Jacob’s preference for Joseph undoubtedly manifested itself in many ways.  The way that infuriated his brothers most was that Jacob gave Joseph a luxurious robe.  It was a coat of many colors that privileged him above his brothers.  Everyone could see it.  As a result, scripture says that Joseph’s brothers hated him and could not speak kindly to him.  Hmmm it would be understandable if all the siblings received a similar gift at the same significant time in their lives perhaps at their barmitzva or 21st birthday, it is understandable if it was part of the family tradition to spoil or treat someone special on their special day, but in Josephs case this was not so.   

 When Joseph was sent by his father to check out how his brothers were doing in shepherding the family’s flocks, Joseph’s brothers found their chance to rid themselves of him.  When Joseph arrived, his brothers captured him and stripped him of his robe.  If not for the pleadings of Joseph’s brothers Reuben and Judah, the other brothers would have killed Joseph then and there.  They would have made an excuse for Joseph’s murder by claiming that he had been killed and devoured by wild animals.  Instead, the brothers sold Joseph into slavery to traders on their way to Egypt. 

Was it for jealousy and hatred that Joseph’s brothers sold him into slavery, or was it due to the injustice they experienced from their father?  One cannot help but feel some sympathy for Joseph’s brothers for the obvious favoritism Jacob lavished on Joseph.  Jacob did treat his children unjustly, and such injustice is hurtful and insulting.   

From time to time, we are all challenged to look closely at how we live our lives and if we were to put our lives under a microscope how would we fair?  When things go so right for us and everything we touch turns to gold we often equate it with walking on water, we can do no wrong.   

Most of the things we do in life involve risk in the decisions we make.  I know when I first started out in ministry and maybe even like all of us when we first start out and take that first step into the unknown it is literally like taking that first step of faith and we often think of it as a sink or swim situation.  In my E News this week I highlighted a significant event in my life’s journey that I thought had derailed me.  Bear with me if you have already read this in E News, I don’t think there is any harm in me repeating it again this morning. 

Today, when I look back I can see very clearly the trajectory of my life having full meaning and purpose in every facet and that God had not abandoned me but was accompanying me  through my life’s journey.   

Joseph’s journey I believe was similar, there were many times when he was put into difficult situations and yet in every situation there was a purpose and meaning.  God had intended for greatness to evolve out of what began as a dysfunctional family of brothers who did not know how to express their disappointment and jealousy of their father’s “favorite child” and so instead of killing him they sold him to merchants on the road to Egypt.  I suppose it was like “out of sight, out of mind”.  Instead of confronting our problems we choose to get rid of it in someways like sweeping things under the mat/carpet where we can’t see them.  Eventually, however, things do have a way of coming back to bite us when we least expect it.   

I wonder if you see your purpose in life having been mapped out for you over your lifetime?  That where doors were closed there was actually a good reason and purpose for that happening.  I haven’t shared this with anyone to date but it’s probably the right time to do so now.   

In 2016 when I was Pacific Regional Secretary for the Council for World Mission I was being reviewed for my second 4 year term at the Annual General Meeting of CWM held on Jesu Island in South Korea.  All the Pacific churches were present and had to vote first on whether they approved of me being extended for another term.  The vote was unanimous that my contract be extended for another 4 years.  So, when I went into my face to face meeting with the General Secretary for confirmation his eyes were to floor and he couldn’t look at me.  His first words were “I’m sorry we are not renewing your contract!”.  I nearly fell off my chair, I was absolutely dumbfounded knowing that the Pacific Churches had unanimously voted for me to continue in my role.  Who, was he representing?
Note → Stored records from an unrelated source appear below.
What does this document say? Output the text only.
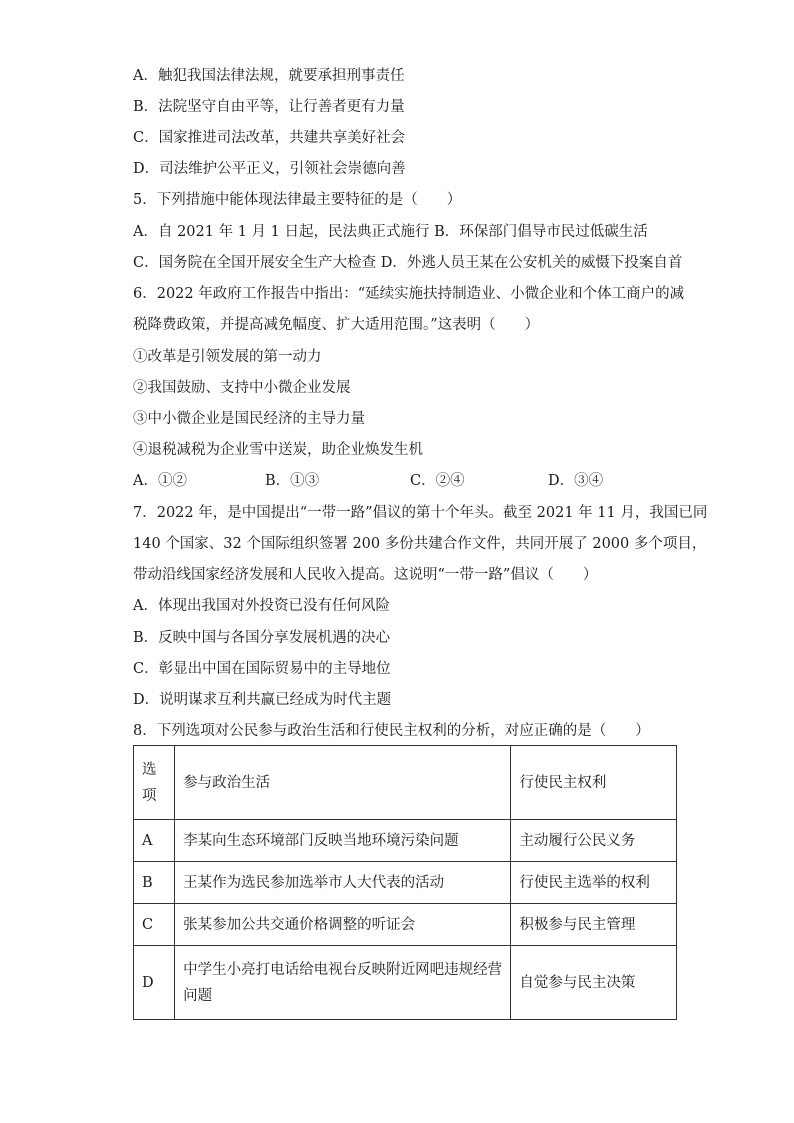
A．触犯我国法律法规，就要承担刑事责任
B．法院坚守自由平等，让行善者更有力量
C．国家推进司法改革，共建共享美好社会
D．司法维护公平正义，引领社会崇德向善
5．下列措施中能体现法律最主要特征的是（　　）
A．自 2021 年 1 月 1 日起，民法典正式施行 B．环保部门倡导市民过低碳生活
C．国务院在全国开展安全生产大检查 D．外逃人员王某在公安机关的威慑下投案自首
6．2022 年政府工作报告中指出：“延续实施扶持制造业、小微企业和个体工商户的减
税降费政策，并提高减免幅度、扩大适用范围。”这表明（　　）
①改革是引领发展的第一动力
②我国鼓励、支持中小微企业发展
③中小微企业是国民经济的主导力量
④退税减税为企业雪中送炭，助企业焕发生机
A．①②	B．①③	C．②④	D．③④
7．2022 年，是中国提出“一带一路”倡议的第十个年头。截至 2021 年 11 月，我国已同
140 个国家、32 个国际组织签署 200 多份共建合作文件，共同开展了 2000 多个项目，
带动沿线国家经济发展和人民收入提高。这说明“一带一路”倡议（　　）
A．体现出我国对外投资已没有任何风险
B．反映中国与各国分享发展机遇的决心
C．彰显出中国在国际贸易中的主导地位
D．说明谋求互利共赢已经成为时代主题
8．下列选项对公民参与政治生活和行使民主权利的分析，对应正确的是（　　）
选
项	参与政治生活	行使民主权利
A	李某向生态环境部门反映当地环境污染问题	主动履行公民义务
B	王某作为选民参加选举市人大代表的活动	行使民主选举的权利
C	张某参加公共交通价格调整的听证会	积极参与民主管理
D	中学生小亮打电话给电视台反映附近网吧违规经营问题	自觉参与民主决策
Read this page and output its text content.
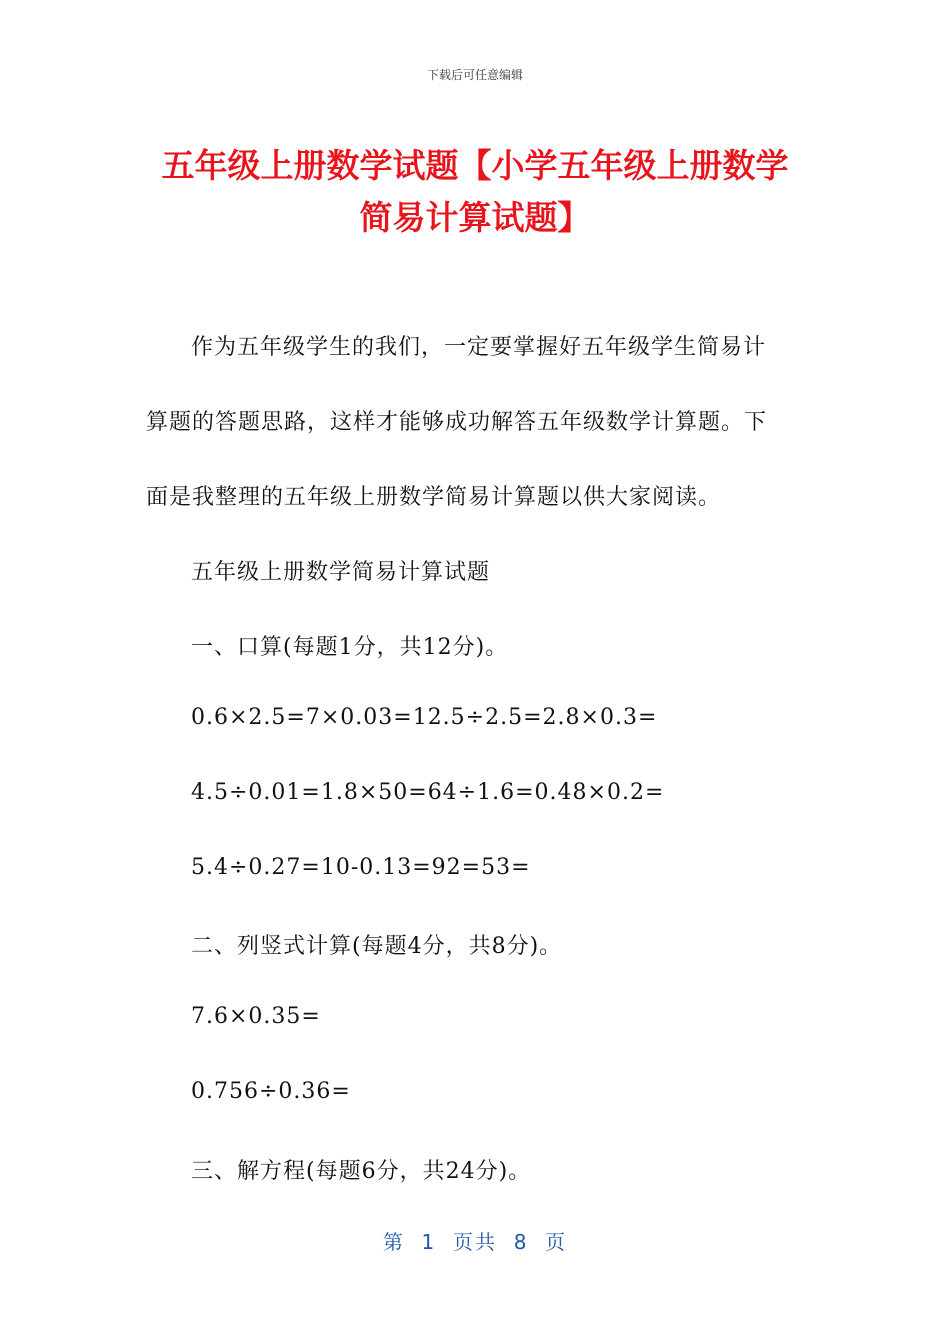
下载后可任意编辑
五年级上册数学试题【小学五年级上册数学
简易计算试题】
作为五年级学生的我们，一定要掌握好五年级学生简易计
算题的答题思路，这样才能够成功解答五年级数学计算题。下
面是我整理的五年级上册数学简易计算题以供大家阅读。
五年级上册数学简易计算试题
一、口算(每题1分，共12分)。
0.6×2.5=7×0.03=12.5÷2.5=2.8×0.3=
4.5÷0.01=1.8×50=64÷1.6=0.48×0.2=
5.4÷0.27=10-0.13=92=53=
二、列竖式计算(每题4分，共8分)。
7.6×0.35=
0.756÷0.36=
三、解方程(每题6分，共24分)。
第  1  页共  8  页
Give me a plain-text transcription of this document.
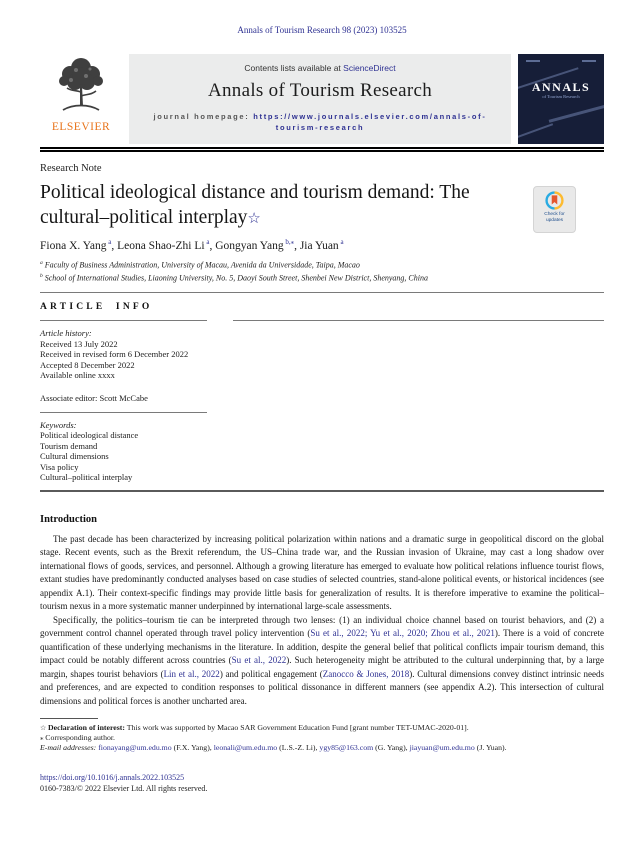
Annals of Tourism Research 98 (2023) 103525
ELSEVIER
Contents lists available at ScienceDirect
Annals of Tourism Research
journal homepage: https://www.journals.elsevier.com/annals-of-
tourism-research
ANNALS
of Tourism Research
Research Note
Political ideological distance and tourism demand: The cultural–political interplay☆	Check for
updates
Fiona X. Yang $^a$, Leona Shao-Zhi Li $^a$, Gongyan Yang $^{b,⁎}$, Jia Yuan $^a$
$^a$ Faculty of Business Administration, University of Macau, Avenida da Universidade, Taipa, Macao
$^b$ School of International Studies, Liaoning University, No. 5, Daoyi South Street, Shenbei New District, Shenyang, China
ARTICLE INFO
Article history:
Received 13 July 2022
Received in revised form 6 December 2022
Accepted 8 December 2022
Available online xxxx
Associate editor: Scott McCabe
Keywords:
Political ideological distance
Tourism demand
Cultural dimensions
Visa policy
Cultural–political interplay
Introduction

The past decade has been characterized by increasing political polarization within nations and a dramatic surge in geopolitical discord on the global stage. Recent events, such as the Brexit referendum, the US–China trade war, and the Russian invasion of Ukraine, may cast a long shadow over international flows of goods, services, and personnel. Although a growing literature has emerged to evaluate how political relations influence tourist flows, extant studies have predominantly conducted analyses based on case studies of selected countries, stand-alone political events, or historical incidences (see appendix A.1). Their context-specific findings may provide little basis for generalization of results. It is therefore imperative to examine the political–tourism nexus in a more systematic manner underpinned by international large-scale assessments.

Specifically, the politics–tourism tie can be interpreted through two lenses: (1) an individual choice channel based on tourist behaviors, and (2) a government control channel operated through travel policy intervention (Su et al., 2022; Yu et al., 2020; Zhou et al., 2021). There is a void of concrete quantification of these underlying mechanisms in the literature. In addition, despite the general belief that political conflicts impair tourism demand, this impact could be notably different across countries (Su et al., 2022). Such heterogeneity might be attributed to the cultural underpinning that, by a large margin, shapes tourist behaviors (Lin et al., 2022) and political engagement (Zanocco & Jones, 2018). Cultural dimensions convey distinct intrinsic needs and preferences, and are expected to condition responses to political dissonance in different manners (see appendix A.2). This intersection of cultural dimensions and political forces is another uncharted area.

☆ Declaration of interest: This work was supported by Macao SAR Government Education Fund [grant number TET-UMAC-2020-01].
⁎ Corresponding author.
E-mail addresses: fionayang@um.edu.mo (F.X. Yang), leonali@um.edu.mo (L.S.-Z. Li), ygy85@163.com (G. Yang), jiayuan@um.edu.mo (J. Yuan).
https://doi.org/10.1016/j.annals.2022.103525
0160-7383/© 2022 Elsevier Ltd. All rights reserved.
Was he not listening to my constituency?  What right did he have to overrule a region’s decision?  He then proceeded to suggest to me that it would be good for me to try and complete my Ph.D.  Having not been prepared for this encounter I left the room and went up to my hotel room to pack my bags.  I couldn’t stop crying because I felt that I had let down the people of the Pacific.  I understand when they heard the news at the Annual General Meeting they too were dumbfounded.  I could only surmise that the reason I was not renewed was due to some personal issue with either the General Secretary or those who were part of the review panel.  I was an outspoken person particularly on issues of injustice and I did challenge the General Secretary from time to time on issues of injustice and obviously he used this opportunity to usurp the decision of the Pacific churches with his own personal agenda.  

I returned to NZ to attend my aunt’s funeral and straight after I packed up the Auckland office of CWM and I returned to my doctoral studies full-time forthwith.  This was 2016, I finally submitted my Ph. D thesis in November 2018 and in retrospect hand on heart, I knew I would not have completed it if I had stayed on at CWM for another 4 years.  My Ph.D. was far more important to me than another 4 years of jetlag and globetrotting, I just could not see it at the time.  I still remain baffled as well as the Pacific region churches as to why the decision to not renew my contract was made.  It may have been a man-made speed bump that I have yet to understand.  But at the end of the day “yes” God’s trajectory was different to mine and I continue to be steered and guided along the way then and now and sometimes I have no idea where I am going.   

In our Gospel reading, Peter dares to venture out of the boat when the rest of the disciples are just thankful to be clinging to it. How many of us would be willing to go that far? For most of us our failure is that we never leave the boat.   According to Matthew, Peter actually does walk on the water a few steps, but then something goes wrong and he begins to sink. What happened? He took his eyes off Jesus. He must have started thinking either, “I can’t do this,” or, “look what I’m doing.” Either way, he loses focus and takes his eye off Jesus who is encouraging him, that he can do this.   

What happens in the times in our lives when we lose our focus and we struggle to stay afloat?  What do we do at these times?  Even though I was deeply upset with what happened with my non-renewal of my role with CWM in the Pacific, I had to change my focus on what was more important to me at that time.  My 86 year old mum at the time kept asking me and also my husband before he died too “when are you going to finish your Ph.D?  Mum kept asking me because she wanted to be present and alive when I graduated.  Thankfully she was there at the graduation parade in her wheelchair and she got to see me fulfil not just my goal, but the families goal.  I did it for them.   

Like Joseph, out of our dysfunction often something we least expect like Joseph saving the Israelite people from starvation or a Phoenix in the form of a Ph.D emerges from the ashes and we celebrate and give thanks.  Amen.